Evil vs. the Angels of Stony Island
by Jim Heaney

“Use your mind and this new ability to outsmart the evil memories which have been placed inside of you.”
“Sister, I keep hearing a voice inside me. Could it be evil?” “Tell me about it, but keep your eyes closed when you do.”
“Last night I snuck out of the house and went to Little Frankie’s birthday party. The voice said I should go back home because it wasn’t right to sneak out,” I said. “Oh, that voice. That’s your conscience. It suggests what would be right and what would be wrong. All you need to do is follow the advice of your inner voice and all will be right.”
“But, Sister, that’s what I did with Larry, and look what happened.”
“you were too young and too needy to be able to see Larry for what he was. He knew exactly how to distract someone your age. The important thing is, what are you going to do with that experience? It could go either way, you know. you could become bitter and distrustful, or you could ask God’s help in turning this awful thing that happened into a growth experience, almost a gift.” She looked at me very intently. My eyes filled with tears and one spilled over and rolled down my cheek.
“That’s what Angel—the voice—said…kinda…I think…” “Jimmy, much evil has been done to you, but many blessings also have been given to help you rise above the evil. As a result, much is expected from Jimmy Heaney.” She pointed to number seven on the paper: Find someone to help in all situations.
“It’s time to make your promise.”
“Sister, I can’t!” I cried. “It’s too hard. There are too many problems, and no one cares about anybody else or your stupid list.” She ignored the “stupid” part.
“you can care,” she said. “you can help…” “I gotta go, Sister. This has been nice and I’m sorry but I can’t make your promise…I…”
“Jimmy, I have something to tell you. I really don’t know how to say this, but I might be transferred to another school. If that’s so, I’d leave next month,” she said.
“Next month! you’re my friend! you can’t leave.”
“I know it’s hard for you and it would break my heart, too, but there is another school that might need me. Anyway, we won’t find out until the middle of August, so run along home now. And enjoy yourself at the beach tomorrow.”
“Sister, I won’t go to the beach. I want to come over and help you.”
“Not tomorrow. I’m busy all day. But Tuesday’s okay, like we planned.”
“But Sister, I…” “Go home. Now! I’ll see you Tuesday.” I walked out of the yard, stunned. Sisters came and went and I’d never thought anything about it, but I couldn’t imagine St. Ailbe’s without Sister John. When I arrived at the our rear gate, I reached for the paper in my shirt pocket and it wasn’t there. I turned and ran back to the convent. Faster, Jimmy, faster, I thought…Run, Jimmy, run!
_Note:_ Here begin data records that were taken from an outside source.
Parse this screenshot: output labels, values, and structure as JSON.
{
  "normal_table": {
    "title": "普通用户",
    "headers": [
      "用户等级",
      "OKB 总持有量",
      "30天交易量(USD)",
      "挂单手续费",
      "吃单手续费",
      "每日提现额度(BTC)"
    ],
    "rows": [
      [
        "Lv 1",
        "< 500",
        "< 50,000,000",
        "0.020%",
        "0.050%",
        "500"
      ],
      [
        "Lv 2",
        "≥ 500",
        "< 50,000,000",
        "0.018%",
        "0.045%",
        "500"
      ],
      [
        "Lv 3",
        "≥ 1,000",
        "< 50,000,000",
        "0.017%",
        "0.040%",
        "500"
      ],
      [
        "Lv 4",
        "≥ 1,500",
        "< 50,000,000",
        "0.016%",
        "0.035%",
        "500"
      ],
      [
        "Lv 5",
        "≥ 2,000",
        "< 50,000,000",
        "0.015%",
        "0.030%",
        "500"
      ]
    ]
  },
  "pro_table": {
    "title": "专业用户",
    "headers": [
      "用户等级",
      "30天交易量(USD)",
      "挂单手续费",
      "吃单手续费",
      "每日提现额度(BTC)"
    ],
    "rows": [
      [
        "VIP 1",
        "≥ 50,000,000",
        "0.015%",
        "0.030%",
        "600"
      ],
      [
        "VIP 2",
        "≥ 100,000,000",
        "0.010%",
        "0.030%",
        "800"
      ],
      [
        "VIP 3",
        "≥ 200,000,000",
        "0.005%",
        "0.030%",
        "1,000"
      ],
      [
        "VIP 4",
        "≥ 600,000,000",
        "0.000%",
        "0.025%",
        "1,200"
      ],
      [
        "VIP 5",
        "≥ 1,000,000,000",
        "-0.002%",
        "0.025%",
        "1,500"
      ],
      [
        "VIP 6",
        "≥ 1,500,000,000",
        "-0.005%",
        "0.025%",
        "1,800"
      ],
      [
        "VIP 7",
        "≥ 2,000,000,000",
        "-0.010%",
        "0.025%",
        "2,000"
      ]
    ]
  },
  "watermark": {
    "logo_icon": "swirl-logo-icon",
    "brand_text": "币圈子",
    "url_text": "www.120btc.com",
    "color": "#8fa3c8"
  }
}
I came around the turn to her house and screamed,
“I promise, Sister. I promise, Sister. Please don’t leave me.” She stood by the garden, she stood facing my scream, waiting for me, holding the list in her hands.
“I promise, Sister. I promise!” I huffed as I ran tearfully into her outstretched arms.
“Cry, Jimmy, cry. It’s okay now. you’re safe.” After I calmed down, she asked gently,
“What are you promising?” I reached out for the paper and pointed to number seven. She had changed the wording a little in the few minutes I had been gone.
“I promise to find someone to help in all situations!” Now I had made the promise.
“Good, that’s behind us,” she said, in a very matter-of-fact tone. “Sister, are you really leaving for another school?”
“Maybe now I won’t have to.”
“you tricked me into making that promise!” “Let’s just say I called on an alternate power of persuasion, all right?” She smiled warmly and squeezed my shoulders. “Jimmy, do you know why the promise was so important for you to make?”
“Maybe if I concentrate on helping others, somehow that will help me?” I asked. She nodded. “But how?”
“For starters, if you’re looking for someone to help instead of looking for food in the kitchen, you’ll start to lose the weight you’ve gained.” I felt my neck and face turn hot.
“And on the spiritual side, your soul will grow if you put the needs of others first.” Then, as if she were reading my mind, she said,
“And I know you were thinking of me first when you arranged for me to gar- den. But helping someone doesn’t count if you hurt someone else while you’re doing it. you have good instincts, Jimmy. We just need to polish them up a bit.”
With that we went inside for a treat to reward my hard work. Given the comment about my added weight, I wasn’t surprised that she chose a healthy snack.